Scientists on the Vrije University (VU) of Amsterdam have identified rare damaging genetic variants that increase Alzheimer’s disease (AD) risk.
“Our results provide additional evidence for a serious role for amyloid-β precursor protein processing, amyloid-β aggregation, lipid metabolism, and microglial function in AD,” the authors wrote in a paper published within the journal Nature Genetics on Monday.
Using gene-based burden evaluation rather than the more common genome-wide association studies (GWAS), the researchers found a powerful link between rare, damaging variants in ATP8B4 and ABCA1 with AD risk, and a signal in ADAM10, in addition to rare-variant burden within the genes RIN3, CLU, ZCWPW1 and ACE, in line with GenEngNews.
Damaging mutations in ATP8B4 — an ATPase enzyme — occur in 3.6% of early-onset patients, 3.1% of late-onset patients, and a pair of.1% of people without dementia, the study found.
“We discover that missense mutations [in ATP8B4 ] associate with the next increased risk (1.6-fold increased risk in early-onset AD cases in comparison with non-carriers) in comparison with truncating mutations (1.2-fold), which suggests that the deleterious effects could also be as a consequence of gain-of-function missense mutations.” senior creator, Henne Holstege, an assistant professor of clinical genetics at VU said, reported GenEngNews.
Coming to gene variation in ABCA1, the study found that mutations within the gene occur in 1.5% of early-onset patients, 1.1% of late-onset patients, and 0.52% of people without dementia.
“Here, truncating mutations associate with the next risk of AD (4.7-fold increase) in comparison with missense mutations (2.7-fold), which suggests that damaging or losing protein function underlies the observed increased risk,” Holstege noted.
As for variants in ADAM10, the outcomes showed that the mutations occur in just 0.23% of early-onset patients, 0.05% of late-onset patients, and 0.02% of people without dementia.
“Carrying a harmful variant is related to a 9-fold increased risk of AD,” Holstege commented. “These variants include protein truncating and missense variants, suggesting that losing protein function or protein impairment underlies the increased risk.”
Quite a few studies in favor notwithstanding, the β-amyloid theory of AD is hotly debated on account of the dearth of effectiveness of AD drugs that focus on β-amyloid deposition or degradation.
Nonetheless, the recent success of amyloid-clearing agents similar to Aducanumab or Lecanemab might change the views.
“Early treatment with Aducanumab or Lecanemab could be very necessary for effectivity,” Holstege suggested. “Moreover, the sector must concentrate on generating treatments that ‘correct’ or support the endogenous mechanisms involved in protein processing and clearance.
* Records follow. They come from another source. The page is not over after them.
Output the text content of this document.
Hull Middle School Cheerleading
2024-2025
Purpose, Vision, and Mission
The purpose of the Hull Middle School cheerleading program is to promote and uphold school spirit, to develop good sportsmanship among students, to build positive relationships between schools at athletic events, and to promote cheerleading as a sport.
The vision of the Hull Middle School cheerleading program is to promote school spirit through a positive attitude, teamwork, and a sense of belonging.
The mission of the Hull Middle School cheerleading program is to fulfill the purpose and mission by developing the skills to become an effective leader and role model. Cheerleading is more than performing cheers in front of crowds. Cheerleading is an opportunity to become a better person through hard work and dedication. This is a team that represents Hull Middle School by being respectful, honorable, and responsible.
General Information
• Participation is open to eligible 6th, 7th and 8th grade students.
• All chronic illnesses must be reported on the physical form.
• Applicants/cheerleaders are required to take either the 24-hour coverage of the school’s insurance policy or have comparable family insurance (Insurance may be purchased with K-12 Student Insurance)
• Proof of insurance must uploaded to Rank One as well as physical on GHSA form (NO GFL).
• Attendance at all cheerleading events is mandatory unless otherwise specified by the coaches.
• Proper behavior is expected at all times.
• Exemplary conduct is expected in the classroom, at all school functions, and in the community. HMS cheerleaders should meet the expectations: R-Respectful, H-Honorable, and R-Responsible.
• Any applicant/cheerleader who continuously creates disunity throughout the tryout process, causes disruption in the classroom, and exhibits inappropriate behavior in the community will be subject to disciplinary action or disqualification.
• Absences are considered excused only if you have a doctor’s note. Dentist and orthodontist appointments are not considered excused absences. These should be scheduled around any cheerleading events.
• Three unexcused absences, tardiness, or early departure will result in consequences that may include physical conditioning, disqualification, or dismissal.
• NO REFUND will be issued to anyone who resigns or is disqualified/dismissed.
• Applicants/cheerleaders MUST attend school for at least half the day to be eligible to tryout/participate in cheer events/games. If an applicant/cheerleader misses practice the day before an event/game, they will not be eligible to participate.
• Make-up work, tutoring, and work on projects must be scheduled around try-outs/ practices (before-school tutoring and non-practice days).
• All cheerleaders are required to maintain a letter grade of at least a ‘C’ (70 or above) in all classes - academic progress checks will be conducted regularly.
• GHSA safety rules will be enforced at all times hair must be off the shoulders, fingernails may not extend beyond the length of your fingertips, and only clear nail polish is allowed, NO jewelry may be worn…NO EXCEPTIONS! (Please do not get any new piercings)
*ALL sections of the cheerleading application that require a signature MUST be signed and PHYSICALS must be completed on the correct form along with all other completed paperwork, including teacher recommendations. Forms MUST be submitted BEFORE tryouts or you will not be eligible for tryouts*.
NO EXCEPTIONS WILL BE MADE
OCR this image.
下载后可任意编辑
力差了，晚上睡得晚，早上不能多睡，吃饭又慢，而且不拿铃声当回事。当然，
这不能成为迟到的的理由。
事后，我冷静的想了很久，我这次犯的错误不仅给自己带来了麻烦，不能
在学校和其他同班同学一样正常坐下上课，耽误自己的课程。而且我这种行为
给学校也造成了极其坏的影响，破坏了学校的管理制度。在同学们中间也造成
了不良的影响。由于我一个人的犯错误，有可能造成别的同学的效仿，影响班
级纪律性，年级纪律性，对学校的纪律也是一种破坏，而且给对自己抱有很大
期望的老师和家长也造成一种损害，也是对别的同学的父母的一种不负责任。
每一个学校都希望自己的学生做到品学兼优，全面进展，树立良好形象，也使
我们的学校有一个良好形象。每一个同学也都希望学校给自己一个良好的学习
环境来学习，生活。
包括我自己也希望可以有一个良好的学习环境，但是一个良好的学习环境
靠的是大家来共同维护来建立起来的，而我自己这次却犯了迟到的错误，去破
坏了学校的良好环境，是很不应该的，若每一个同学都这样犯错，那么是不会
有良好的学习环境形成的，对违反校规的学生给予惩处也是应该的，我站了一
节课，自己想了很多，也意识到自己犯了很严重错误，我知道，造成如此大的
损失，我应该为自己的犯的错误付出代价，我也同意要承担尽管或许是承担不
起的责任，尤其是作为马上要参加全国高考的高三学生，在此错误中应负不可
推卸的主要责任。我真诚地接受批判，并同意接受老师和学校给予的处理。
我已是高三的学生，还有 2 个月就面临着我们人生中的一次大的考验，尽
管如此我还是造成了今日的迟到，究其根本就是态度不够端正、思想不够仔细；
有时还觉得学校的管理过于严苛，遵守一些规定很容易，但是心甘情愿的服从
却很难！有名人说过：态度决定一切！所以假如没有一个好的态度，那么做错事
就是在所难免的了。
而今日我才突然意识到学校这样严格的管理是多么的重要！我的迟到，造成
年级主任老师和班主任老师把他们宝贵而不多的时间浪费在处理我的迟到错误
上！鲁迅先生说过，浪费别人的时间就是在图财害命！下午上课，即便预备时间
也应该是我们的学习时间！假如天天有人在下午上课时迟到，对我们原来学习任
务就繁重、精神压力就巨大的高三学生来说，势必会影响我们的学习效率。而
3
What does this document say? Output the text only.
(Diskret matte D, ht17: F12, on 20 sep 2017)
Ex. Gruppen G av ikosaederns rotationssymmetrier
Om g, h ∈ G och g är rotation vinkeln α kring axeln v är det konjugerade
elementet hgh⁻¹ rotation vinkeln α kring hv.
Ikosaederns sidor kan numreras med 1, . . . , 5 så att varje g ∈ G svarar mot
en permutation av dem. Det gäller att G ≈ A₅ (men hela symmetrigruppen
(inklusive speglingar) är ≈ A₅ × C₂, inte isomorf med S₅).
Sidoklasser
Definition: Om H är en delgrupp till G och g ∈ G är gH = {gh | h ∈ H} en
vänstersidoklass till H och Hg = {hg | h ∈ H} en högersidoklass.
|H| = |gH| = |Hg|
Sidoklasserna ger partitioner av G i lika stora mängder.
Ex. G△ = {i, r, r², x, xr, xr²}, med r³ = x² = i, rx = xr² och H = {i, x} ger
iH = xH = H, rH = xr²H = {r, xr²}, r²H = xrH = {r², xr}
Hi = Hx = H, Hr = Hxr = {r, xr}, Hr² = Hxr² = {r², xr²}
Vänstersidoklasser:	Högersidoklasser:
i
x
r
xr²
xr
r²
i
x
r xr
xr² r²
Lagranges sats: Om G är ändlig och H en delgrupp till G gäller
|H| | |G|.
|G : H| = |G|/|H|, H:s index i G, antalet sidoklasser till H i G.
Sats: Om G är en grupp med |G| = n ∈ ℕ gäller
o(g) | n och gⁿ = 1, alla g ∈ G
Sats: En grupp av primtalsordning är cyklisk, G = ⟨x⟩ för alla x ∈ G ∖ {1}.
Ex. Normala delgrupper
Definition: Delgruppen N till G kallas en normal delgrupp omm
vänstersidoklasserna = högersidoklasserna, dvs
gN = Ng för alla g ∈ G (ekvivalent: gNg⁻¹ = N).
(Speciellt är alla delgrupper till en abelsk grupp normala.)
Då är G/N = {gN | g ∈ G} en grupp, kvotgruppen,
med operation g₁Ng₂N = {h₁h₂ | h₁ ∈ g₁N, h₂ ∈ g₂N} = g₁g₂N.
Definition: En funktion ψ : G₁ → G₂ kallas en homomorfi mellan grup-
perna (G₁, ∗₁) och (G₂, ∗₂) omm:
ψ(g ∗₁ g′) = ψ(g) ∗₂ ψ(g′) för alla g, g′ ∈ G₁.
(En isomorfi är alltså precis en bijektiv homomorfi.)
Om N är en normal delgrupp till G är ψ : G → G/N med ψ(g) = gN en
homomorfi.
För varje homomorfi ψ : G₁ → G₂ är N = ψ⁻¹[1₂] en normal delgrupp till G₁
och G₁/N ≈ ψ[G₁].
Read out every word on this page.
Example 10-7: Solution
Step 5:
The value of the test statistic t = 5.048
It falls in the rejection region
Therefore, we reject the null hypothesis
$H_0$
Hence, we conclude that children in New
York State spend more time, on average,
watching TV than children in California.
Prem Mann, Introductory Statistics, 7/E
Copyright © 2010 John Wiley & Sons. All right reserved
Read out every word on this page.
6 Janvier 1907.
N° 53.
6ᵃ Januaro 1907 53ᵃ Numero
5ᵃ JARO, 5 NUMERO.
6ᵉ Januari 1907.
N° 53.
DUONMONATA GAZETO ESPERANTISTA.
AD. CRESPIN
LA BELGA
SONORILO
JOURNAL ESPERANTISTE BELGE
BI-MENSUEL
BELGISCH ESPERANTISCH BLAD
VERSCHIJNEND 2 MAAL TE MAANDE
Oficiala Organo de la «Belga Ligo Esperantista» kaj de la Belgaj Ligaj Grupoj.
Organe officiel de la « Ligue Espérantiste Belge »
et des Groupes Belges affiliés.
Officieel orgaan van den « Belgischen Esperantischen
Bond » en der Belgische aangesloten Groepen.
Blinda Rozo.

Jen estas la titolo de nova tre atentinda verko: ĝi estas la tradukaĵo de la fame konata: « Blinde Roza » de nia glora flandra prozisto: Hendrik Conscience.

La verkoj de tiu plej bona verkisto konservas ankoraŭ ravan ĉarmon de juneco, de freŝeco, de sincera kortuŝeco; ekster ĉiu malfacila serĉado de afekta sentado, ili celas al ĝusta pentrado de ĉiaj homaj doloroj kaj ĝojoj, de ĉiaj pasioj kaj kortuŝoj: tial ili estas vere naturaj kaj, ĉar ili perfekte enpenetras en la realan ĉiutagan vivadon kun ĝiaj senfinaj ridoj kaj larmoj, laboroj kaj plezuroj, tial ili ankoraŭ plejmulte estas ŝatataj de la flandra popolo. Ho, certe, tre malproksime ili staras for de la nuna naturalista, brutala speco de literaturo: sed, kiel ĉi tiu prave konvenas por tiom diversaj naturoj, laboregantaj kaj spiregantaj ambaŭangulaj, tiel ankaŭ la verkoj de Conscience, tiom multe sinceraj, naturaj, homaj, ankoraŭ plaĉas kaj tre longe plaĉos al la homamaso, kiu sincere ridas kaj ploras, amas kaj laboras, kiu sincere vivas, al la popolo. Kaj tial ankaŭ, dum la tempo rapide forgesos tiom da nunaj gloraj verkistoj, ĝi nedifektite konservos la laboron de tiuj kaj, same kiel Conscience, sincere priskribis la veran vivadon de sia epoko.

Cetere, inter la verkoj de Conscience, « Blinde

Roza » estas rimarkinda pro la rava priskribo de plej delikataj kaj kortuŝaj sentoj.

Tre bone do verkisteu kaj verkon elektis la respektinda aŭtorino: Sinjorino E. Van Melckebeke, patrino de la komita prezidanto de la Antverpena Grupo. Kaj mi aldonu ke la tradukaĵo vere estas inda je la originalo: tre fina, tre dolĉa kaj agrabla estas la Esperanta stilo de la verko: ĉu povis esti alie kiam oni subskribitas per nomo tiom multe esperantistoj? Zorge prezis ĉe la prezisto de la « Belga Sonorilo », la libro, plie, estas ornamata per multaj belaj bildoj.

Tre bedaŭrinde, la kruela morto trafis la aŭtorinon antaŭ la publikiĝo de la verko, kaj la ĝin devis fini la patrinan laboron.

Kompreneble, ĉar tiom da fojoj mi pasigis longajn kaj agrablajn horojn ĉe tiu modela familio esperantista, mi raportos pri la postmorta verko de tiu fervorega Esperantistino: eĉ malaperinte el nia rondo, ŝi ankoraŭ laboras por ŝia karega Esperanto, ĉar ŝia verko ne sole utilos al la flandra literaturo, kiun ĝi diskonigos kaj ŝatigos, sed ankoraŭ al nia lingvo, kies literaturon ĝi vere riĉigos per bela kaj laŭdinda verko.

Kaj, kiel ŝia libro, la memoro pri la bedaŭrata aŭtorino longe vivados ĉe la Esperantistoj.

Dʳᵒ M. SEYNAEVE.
When applied to at-risk individuals before the onset of disease such agents may prevent a load of amyloid or other aggregating proteins to build up to disease-associated levels.”
Holstege believes that larger studies with international collaborations will help uncover more genes related to the high risk of AD.
Nevertheless, the findings of this study will help open up opportunities to raised understand and treat AD in patients.